Les spectateurs sont aussi intéressants à examiner que les acteurs. Leur joie et leur animation sont extraordinaires. J’ai vu un matador dangereusement blessé et mis hors de combat ; tout d’un coup un silence profond régna parmi les spectateurs ; l’effroi était peint sur tous les visages ; les toréadors et les picadores eux-mêmes étaient comme stupéfiés, mais la vue du sang qui ranimait le taureau d’une nouvelle rage fit sortir les spectateurs de leur angoisse et les acteurs de leur étourdissement ; les picadores parvinrent à donner à l’animal une autre direction ; on enleva le blessé, on le transporta hors l’arène. Le taureau furieux semblait attendre et défier un nouvel ennemi. Tout d’un coup, un des spectateurs franchit la rampe, ramasse l’épée du matador, s’approche de l’animal et le regarde fixement ; puis il avance de quelques pas : l’animal, fasciné, courbe la tête comme pour demander grâce. Le hardi matador improvisé pose alors son pied gauche entre les cornes du taureau, reste immobile dans cette position pendant quelques secondes, et lui plonge ensuite son épée dans la poitrine : le taureau, inondé de sang, frissonne et meurt.
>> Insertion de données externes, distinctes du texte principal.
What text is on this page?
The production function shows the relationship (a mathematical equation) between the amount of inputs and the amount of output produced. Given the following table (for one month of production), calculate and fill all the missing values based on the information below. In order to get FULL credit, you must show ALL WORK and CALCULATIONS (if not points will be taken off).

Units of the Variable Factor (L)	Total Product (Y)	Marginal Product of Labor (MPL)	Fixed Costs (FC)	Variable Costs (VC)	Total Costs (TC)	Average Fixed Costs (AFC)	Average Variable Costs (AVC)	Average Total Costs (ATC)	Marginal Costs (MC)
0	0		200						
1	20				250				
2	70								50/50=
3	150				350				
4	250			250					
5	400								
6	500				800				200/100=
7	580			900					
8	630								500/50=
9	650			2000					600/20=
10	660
Durant cette scène, on n’entendait pas une parole, un cri, un souffle dans le cirque, mais il s’éleva comme un orage d’acclamations après la victoire. Il faut avoir assisté à une fête pareille pour en comprendre les transports.
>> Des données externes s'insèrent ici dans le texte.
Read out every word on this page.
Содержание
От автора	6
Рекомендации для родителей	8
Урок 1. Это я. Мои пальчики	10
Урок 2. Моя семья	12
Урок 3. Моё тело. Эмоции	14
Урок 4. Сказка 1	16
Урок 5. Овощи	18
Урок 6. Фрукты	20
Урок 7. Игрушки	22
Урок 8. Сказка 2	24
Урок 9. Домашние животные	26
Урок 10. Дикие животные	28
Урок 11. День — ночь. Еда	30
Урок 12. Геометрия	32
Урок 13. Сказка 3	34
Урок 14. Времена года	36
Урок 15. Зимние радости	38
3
Place de la Boucherie, à Chihuahua.

Un autre cirque, plus petit, sert aux combats de coqs. Les Mexicains déploient une patience et une adresse merveilleuses à dresser les coqs à ce genre de combat. On porte deux coqs dans l’arène, on les met en présence l’un de l’autre, on les excite pendant quelques minutes ; quand on les suppose assez furieux, on leur attache à l’ergot une petite lame de couteau. On leur arrache quelques plumes du cou pour les exciter de nouveau. Mais avant que le combat ne commence, des paris s’engagent dans la salle. Il n’est pas rare de voir un Mexicain n’ayant point de chemise sur le dos, parier deux et jusqu’à trois cents piastres pour l’un ou l’autre des coqs. Quand les paris sont établis, on lâche les adversaires qui commencent par s’attaquer avec une telle vigueur, que souvent l’un des combattants succombe éventré au premier choc. Le perdant paye le montant de son pari avec sang-froid, prêt à recommencer à la première occasion. Les gens de bonne éducation n’assistent jamais aux combats de coqs.